Beyond that, Zona is a book about obsessions, both Dyer’s for the film and Tarkovsky’s for the process of filming. The book is frustrating, because it feels like it was written fairly quickly, and benefited from limited acts of revision. Still, the full range of associations that Dyer draws within the film’s working parts and between the film and the world at at large is phenomenal. The personal asides have gotten the book a good amount of negative attention, but I think of them as an expression of how much the movie — how much movie-going — bleeds into Dyer’s sense of his own life. A lot of critiques of those personal asides neglect to note that they appear mostly as footnotes, not in the actual main body text of the book. Then again, those footnotes are often so long as to make it unclear on the page which one is reading: the main or the supporting text. At least in the hardcover book, there is no apparent distinction in how both are treated typographically.
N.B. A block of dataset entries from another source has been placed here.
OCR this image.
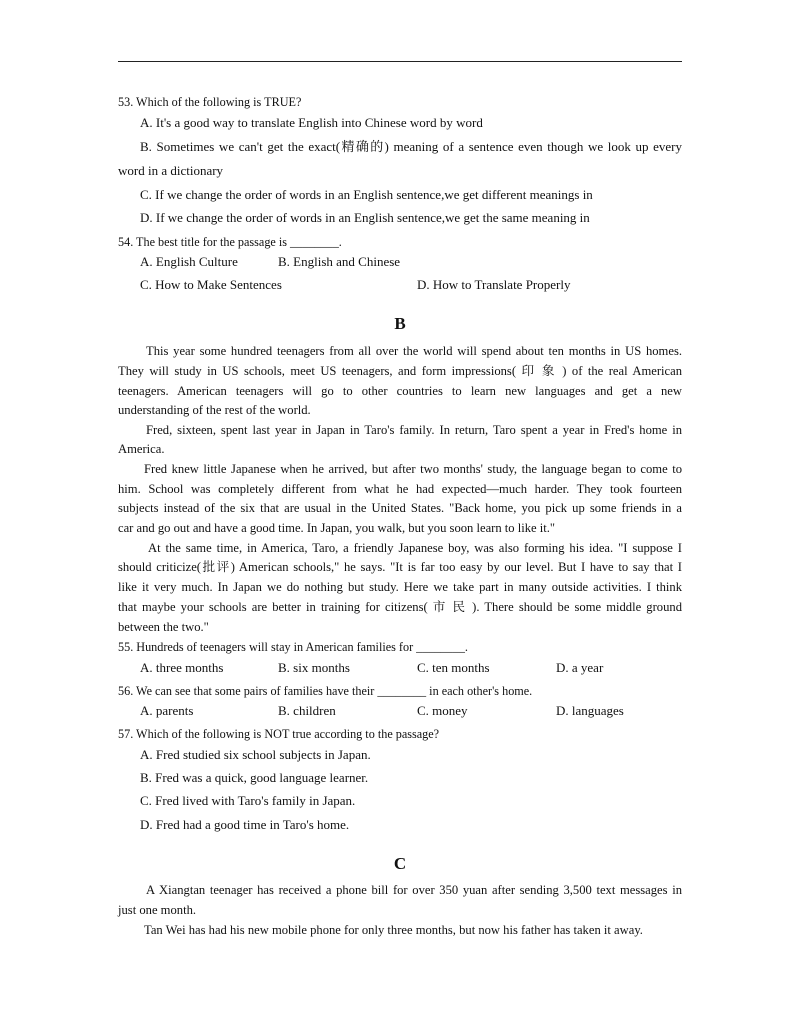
53. Which of the following is TRUE?
A. It's a good way to translate English into Chinese word by word
B. Sometimes we can't get the exact(精确的) meaning of a sentence even though we look up every
word in a dictionary
C. If we change the order of words in an English sentence,we get different meanings in
D. If we change the order of words in an English sentence,we get the same meaning in
54. The best title for the passage is ________.
A. English Culture	B. English and Chinese
C. How to Make Sentences	D. How to Translate Properly
B
This year some hundred teenagers from all over the world will spend about ten months in US homes.
They will study in US schools, meet US teenagers, and form impressions( 印 象 ) of the real American
teenagers. American teenagers will go to other countries to learn new languages and get a new
understanding of the rest of the world.
Fred, sixteen, spent last year in Japan in Taro's family. In return, Taro spent a year in Fred's home in
America.
Fred knew little Japanese when he arrived, but after two months' study, the language began to come to
him. School was completely different from what he had expected—much harder. They took fourteen
subjects instead of the six that are usual in the United States. "Back home, you pick up some friends in a
car and go out and have a good time. In Japan, you walk, but you soon learn to like it."
At the same time, in America, Taro, a friendly Japanese boy, was also forming his idea. "I suppose I
should criticize(批评) American schools," he says. "It is far too easy by our level. But I have to say that I
like it very much. In Japan we do nothing but study. Here we take part in many outside activities. I think
that maybe your schools are better in training for citizens( 市 民 ). There should be some middle ground
between the two."
55. Hundreds of teenagers will stay in American families for ________.
A. three months	B. six months	C. ten months	D. a year
56. We can see that some pairs of families have their ________ in each other's home.
A. parents	B. children	C. money	D. languages
57. Which of the following is NOT true according to the passage?
A. Fred studied six school subjects in Japan.
B. Fred was a quick, good language learner.
C. Fred lived with Taro's family in Japan.
D. Fred had a good time in Taro's home.
C
A Xiangtan teenager has received a phone bill for over 350 yuan after sending 3,500 text messages in
just one month.
Tan Wei has had his new mobile phone for only three months, but now his father has taken it away.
There is simply a thin line dividing them.

As I read the book, I came to think of that thin line as being not unlike the line in Stalker that divides the world from the Zone that is the initial destination of the title character and his traveling companions.

There are references to sound throughout — especially a certain “clang” that Dyer seems to feel is the movie’s intrinsic soundmark. I was a bit anxious about their potential absence from the narrative in advance of reading the book, because after scouring many reviews before reading Dyer’s actual text — taking a slow approach somewhat aligned with the film’s own vision of a journey: reading various writings about this book about a film about a journey to a room before reading the book itself — I found little mention of sound. The score to Stalker is by Edward Artemiev, one of the most essential electronic musicians in Russian history (I interviewed his son, Artemiy Artemiev, who runs the label Electroshock, back in 2003: “Shock the Bear”), and the music is an essential part of the movie’s structure and effect (I highly recommend listening to the track titled “Train,” embedded below). It’s quite likely that the “clang” that registers with Dyer is the railway noise that Artemiev folded into his richly layered, yet still often threadbare-ambient, score. I read Tatiana Yegorova’s book Edward Artemiev’s Musical Universe when it was first released, and I think I’m going to stalk it now for its Stalker material.